Each antenna type has a predefined radiation pattern, which describes its inherent directivity; that is, how the gain of the emitted signal differs in different angular directions. An ideal isotropic antenna has no directivity, but a practical antenna always has a certain directivity, measured in dBi. For example, a half-wavelength dipole antenna has 2.15 dBi, which means that there is one angular direction in which the emitted signal is 2.15 dB stronger than it would be with a corresponding isotropic antenna. On the other hand, there are other angular directions in which the emitted signal is weaker. This is not a problem as long as there will not be any receivers in those directions.
In cellular communications, we are used to deploying large vertical antenna panels that cover a 120 degree horizontal sector and have a strong directivity of 15 dBi or more. Such a panel is made up of many small radiating elements, each having a directivity of a few dBi. By feeding them with the same input signal, a higher dBi is achieved for the panel. For example, if the panel consists of 8 patch antenna elements, each having 7 dBi, then you get a 7+10·log10(8) = 16 dBi antenna.
The picture above shows a real LTE site that I found in Nanjing, China, a couple of years ago. Looking at it from above, the site is structured as illustrated to the right. The site consists of three sectors, each containing a base station with four vertical panels. If you would look inside one of the panels, you will (probably) find 8 cross-polarized vertically stacked radiating elements, as illustrated in Figure 1. There are two RF input signals per panel, one per polarization, thus each panel acts as two antennas. This is how LTE with 8TX-sectors is deployed: 4 panels with dual polarization per base station.

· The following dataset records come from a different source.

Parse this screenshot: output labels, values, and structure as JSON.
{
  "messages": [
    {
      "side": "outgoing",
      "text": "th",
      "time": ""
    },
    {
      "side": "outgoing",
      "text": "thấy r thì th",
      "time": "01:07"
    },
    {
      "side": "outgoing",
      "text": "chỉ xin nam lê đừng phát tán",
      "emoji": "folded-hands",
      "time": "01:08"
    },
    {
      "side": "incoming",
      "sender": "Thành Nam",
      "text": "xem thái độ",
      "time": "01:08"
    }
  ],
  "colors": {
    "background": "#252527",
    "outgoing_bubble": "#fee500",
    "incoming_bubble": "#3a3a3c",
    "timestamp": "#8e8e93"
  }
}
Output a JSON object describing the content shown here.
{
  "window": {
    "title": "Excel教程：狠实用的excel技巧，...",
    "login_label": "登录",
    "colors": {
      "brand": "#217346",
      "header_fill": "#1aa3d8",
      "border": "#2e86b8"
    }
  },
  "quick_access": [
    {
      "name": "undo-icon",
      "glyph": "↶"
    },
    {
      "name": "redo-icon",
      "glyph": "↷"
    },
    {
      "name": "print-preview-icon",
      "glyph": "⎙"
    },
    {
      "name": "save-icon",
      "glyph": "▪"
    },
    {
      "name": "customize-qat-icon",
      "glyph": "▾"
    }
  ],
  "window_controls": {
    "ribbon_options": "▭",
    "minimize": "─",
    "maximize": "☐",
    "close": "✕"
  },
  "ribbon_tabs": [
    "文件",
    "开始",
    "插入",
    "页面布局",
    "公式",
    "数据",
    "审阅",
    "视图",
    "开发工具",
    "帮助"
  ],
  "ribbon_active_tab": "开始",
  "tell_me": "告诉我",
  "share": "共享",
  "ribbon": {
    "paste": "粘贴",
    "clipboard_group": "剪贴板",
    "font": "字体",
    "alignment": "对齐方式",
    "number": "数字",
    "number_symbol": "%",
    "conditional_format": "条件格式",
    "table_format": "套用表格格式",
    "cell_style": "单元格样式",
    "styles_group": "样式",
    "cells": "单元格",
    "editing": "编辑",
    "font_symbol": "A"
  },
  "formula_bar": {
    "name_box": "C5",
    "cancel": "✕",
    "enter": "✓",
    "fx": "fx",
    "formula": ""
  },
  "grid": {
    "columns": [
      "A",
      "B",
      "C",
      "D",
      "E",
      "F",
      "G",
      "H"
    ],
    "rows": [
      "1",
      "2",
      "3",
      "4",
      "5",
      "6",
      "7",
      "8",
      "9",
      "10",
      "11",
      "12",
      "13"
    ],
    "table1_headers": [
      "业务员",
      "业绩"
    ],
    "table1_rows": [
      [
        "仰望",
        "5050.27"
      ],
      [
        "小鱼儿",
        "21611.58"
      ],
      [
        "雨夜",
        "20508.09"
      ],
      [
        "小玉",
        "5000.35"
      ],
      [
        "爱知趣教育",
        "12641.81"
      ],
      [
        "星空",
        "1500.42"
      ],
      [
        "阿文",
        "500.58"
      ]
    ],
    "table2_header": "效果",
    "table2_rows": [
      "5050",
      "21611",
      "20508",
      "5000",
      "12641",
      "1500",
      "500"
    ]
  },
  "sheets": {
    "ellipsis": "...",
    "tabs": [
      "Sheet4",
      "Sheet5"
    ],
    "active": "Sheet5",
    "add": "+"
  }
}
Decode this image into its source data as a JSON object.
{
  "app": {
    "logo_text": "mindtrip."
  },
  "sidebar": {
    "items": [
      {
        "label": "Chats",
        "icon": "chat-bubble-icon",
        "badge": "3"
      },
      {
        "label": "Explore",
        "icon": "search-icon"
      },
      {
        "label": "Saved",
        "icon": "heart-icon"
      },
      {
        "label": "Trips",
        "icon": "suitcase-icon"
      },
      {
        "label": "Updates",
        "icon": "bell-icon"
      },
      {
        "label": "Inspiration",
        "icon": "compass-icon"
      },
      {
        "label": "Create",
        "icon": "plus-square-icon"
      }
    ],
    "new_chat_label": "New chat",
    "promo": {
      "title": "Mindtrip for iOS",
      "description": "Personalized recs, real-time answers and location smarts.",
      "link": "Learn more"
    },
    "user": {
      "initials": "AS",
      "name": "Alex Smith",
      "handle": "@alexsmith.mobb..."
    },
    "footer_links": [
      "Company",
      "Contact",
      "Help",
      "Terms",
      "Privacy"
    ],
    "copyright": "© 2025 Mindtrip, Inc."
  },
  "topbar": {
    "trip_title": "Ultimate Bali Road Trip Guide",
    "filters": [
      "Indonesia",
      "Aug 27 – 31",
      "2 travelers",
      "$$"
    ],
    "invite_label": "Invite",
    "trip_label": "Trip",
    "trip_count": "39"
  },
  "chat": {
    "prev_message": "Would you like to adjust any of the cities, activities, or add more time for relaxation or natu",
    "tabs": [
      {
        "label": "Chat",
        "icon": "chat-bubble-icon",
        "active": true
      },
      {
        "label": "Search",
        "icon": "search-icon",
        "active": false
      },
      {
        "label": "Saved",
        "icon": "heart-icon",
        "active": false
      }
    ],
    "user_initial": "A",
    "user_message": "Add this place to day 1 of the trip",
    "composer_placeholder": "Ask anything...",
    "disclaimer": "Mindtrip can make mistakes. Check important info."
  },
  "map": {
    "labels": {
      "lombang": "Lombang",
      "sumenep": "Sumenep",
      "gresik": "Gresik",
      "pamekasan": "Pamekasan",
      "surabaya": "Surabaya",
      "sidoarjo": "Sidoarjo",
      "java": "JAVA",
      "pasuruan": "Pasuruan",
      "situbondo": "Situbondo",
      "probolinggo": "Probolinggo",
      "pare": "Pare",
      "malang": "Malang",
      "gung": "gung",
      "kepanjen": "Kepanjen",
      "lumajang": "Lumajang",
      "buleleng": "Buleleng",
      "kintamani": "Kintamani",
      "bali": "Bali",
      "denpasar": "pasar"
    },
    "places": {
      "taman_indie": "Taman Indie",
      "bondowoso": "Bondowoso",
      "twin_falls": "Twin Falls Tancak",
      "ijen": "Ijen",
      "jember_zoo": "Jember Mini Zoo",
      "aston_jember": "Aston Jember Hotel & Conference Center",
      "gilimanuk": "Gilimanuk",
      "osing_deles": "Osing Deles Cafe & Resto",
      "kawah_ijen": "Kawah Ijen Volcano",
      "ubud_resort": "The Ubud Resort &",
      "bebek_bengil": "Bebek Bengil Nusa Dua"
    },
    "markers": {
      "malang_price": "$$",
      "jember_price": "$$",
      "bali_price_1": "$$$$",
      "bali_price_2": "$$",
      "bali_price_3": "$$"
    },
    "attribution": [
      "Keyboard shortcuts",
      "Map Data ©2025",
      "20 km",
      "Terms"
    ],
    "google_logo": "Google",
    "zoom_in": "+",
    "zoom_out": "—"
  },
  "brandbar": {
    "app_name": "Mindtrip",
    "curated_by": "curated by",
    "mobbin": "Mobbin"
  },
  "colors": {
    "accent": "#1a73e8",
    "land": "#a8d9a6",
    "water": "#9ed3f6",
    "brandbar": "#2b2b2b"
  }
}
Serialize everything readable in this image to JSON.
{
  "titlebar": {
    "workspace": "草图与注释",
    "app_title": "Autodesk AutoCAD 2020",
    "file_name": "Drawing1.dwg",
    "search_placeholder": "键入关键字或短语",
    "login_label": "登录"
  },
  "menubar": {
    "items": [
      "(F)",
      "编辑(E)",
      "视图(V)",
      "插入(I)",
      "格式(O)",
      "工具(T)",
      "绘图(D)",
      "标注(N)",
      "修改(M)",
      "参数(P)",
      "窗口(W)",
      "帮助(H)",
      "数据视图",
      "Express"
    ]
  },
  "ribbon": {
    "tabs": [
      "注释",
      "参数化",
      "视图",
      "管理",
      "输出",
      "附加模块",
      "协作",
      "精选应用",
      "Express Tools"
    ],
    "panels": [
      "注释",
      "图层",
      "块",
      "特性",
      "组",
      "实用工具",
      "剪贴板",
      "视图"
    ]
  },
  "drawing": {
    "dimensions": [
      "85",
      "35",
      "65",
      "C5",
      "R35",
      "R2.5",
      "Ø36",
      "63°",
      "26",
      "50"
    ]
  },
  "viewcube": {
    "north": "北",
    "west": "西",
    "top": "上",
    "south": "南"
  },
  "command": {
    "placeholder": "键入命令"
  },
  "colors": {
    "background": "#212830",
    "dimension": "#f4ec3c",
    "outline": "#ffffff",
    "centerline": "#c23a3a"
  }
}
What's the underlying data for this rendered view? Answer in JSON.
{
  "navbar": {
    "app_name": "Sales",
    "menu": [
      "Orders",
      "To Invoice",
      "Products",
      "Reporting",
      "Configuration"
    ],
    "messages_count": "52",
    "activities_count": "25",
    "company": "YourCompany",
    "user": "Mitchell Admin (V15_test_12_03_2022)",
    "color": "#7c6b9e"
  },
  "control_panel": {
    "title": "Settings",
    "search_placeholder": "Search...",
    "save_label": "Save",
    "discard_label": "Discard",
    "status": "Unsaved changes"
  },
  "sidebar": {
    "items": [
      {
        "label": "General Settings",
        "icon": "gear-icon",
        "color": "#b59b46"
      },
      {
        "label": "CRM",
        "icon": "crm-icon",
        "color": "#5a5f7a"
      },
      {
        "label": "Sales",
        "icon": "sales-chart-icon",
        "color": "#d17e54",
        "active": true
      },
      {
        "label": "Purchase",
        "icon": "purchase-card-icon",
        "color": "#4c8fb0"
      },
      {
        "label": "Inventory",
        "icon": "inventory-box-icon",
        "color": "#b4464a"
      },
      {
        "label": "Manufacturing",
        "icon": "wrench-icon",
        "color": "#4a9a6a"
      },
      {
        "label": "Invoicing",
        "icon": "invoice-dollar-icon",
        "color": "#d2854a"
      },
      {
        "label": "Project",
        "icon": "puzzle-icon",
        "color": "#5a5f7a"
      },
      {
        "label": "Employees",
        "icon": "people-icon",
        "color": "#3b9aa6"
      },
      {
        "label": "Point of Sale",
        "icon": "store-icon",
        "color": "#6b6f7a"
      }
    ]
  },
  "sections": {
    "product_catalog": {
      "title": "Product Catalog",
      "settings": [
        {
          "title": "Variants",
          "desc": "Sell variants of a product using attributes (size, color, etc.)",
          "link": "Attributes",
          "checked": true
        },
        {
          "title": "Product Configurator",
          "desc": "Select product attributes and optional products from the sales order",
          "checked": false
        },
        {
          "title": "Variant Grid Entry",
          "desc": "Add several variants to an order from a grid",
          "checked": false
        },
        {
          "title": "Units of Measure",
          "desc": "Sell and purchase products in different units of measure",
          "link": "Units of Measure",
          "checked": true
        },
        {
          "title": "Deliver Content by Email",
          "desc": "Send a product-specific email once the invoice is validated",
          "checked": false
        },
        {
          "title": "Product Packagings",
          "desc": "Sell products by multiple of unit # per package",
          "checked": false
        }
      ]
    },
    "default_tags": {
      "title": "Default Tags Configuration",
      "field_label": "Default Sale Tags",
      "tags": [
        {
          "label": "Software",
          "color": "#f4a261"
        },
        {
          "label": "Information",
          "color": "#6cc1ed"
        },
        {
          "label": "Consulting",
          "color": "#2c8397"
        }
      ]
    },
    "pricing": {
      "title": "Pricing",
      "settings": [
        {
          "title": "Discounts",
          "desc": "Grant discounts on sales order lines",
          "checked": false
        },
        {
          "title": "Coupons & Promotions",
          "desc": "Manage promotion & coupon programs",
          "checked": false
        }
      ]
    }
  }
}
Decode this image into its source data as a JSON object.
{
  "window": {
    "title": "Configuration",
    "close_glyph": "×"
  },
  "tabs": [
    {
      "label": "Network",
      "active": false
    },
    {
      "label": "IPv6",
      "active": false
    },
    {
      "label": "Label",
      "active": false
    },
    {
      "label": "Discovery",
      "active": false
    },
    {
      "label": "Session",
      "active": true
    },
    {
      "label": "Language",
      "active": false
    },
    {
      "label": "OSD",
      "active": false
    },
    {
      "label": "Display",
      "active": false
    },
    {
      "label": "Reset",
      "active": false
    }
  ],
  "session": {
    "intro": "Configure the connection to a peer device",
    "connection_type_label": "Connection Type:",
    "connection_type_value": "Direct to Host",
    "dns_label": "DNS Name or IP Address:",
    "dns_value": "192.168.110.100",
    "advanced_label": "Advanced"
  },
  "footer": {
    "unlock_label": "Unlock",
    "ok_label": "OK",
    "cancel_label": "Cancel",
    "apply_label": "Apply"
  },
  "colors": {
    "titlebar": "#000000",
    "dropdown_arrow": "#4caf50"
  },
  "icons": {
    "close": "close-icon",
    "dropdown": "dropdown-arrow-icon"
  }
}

At the exemplified LTE site, there is a total of 8·8·3 =192 radiating elements, but only 8·3 = 24 antennas. This disparity can lead to a lot of confusion. The Massive MIMO version of the exemplified LTE site may have the same form factor, but instead of 24 antennas with 16 dBi, you would have 192 antennas with 7 dBi. More precisely, you would connect each of the existing radiating elements to a separate RF input signal to create a larger number of antennas. Therefore, I suggest to use the following antenna definition from the book Massive MIMO Networks:
Definition: An antenna consists of one or more radiating elements (e.g., dipoles) which are fed by the same RF signal. An antenna array is composed of multiple antennas with individual RF chains.
Note that, with this definition, an array that uses analog beamforming (e.g., a phased array) only constitutes one antenna. It is usually called an adaptive antenna since the radiation pattern can be changed over time, but it is nevertheless a single antenna. Massive MIMO for sub-6 GHz frequencies is all about adding RF chains (also known as antenna ports), while not necessarily adding more radiating elements than in a contemporary system.
What is the purpose of having more RF chains?
With more RF chains, you have more degrees of freedom to modify the radiation pattern of the transmitted signal based on where the receiver is located. When transmitting a precoded signal to a single user, you adjust the phases of the RF input signals to make them all combine constructively at the intended receiver.
The maximum antenna/array gain is the same when using one 16 dBi antenna and when using 8 antennas with 7 dBi. In the first case, the radiation pattern is usually static and thus only a line-of-sight user located in the center of the cell sector will obtain this gain. However, if the antenna is adaptive (i.e., supports analog beamforming), the main lobe of the radiation pattern can be also steered towards line-of-sight users located in other angular directions. This feature might be sufficient for supporting the intended single-user use-cases of mm-wave technology (see Figure 4 in this paper).
In contrast, in the second case, we can adjust the radiation pattern by 8-antenna precoding to deliver the maximum gain to any user in the sector. This feature is particularly important for non-line-of-sight users (e.g., indoor use-cases), for which the signals from the different radiating elements will likely be received with “random” phase shifts and therefore add non-constructively, unless we compensate for the phases by digital precoding.
Note that most papers on Massive MIMO keep the antenna gain constant when comparing systems with different number of antennas. There is nothing wrong with doing that, but one cannot interpret the single-antenna case in such a study as a contemporary system.
Another, perhaps more important, feature of having multiple RF chains is that we can spatially multiplex several users when having multiple antennas. For this you need at least as many RF inputs as there are users. Each of them can get the full array gain and the digital precoding can be also used to avoid inter-user interference.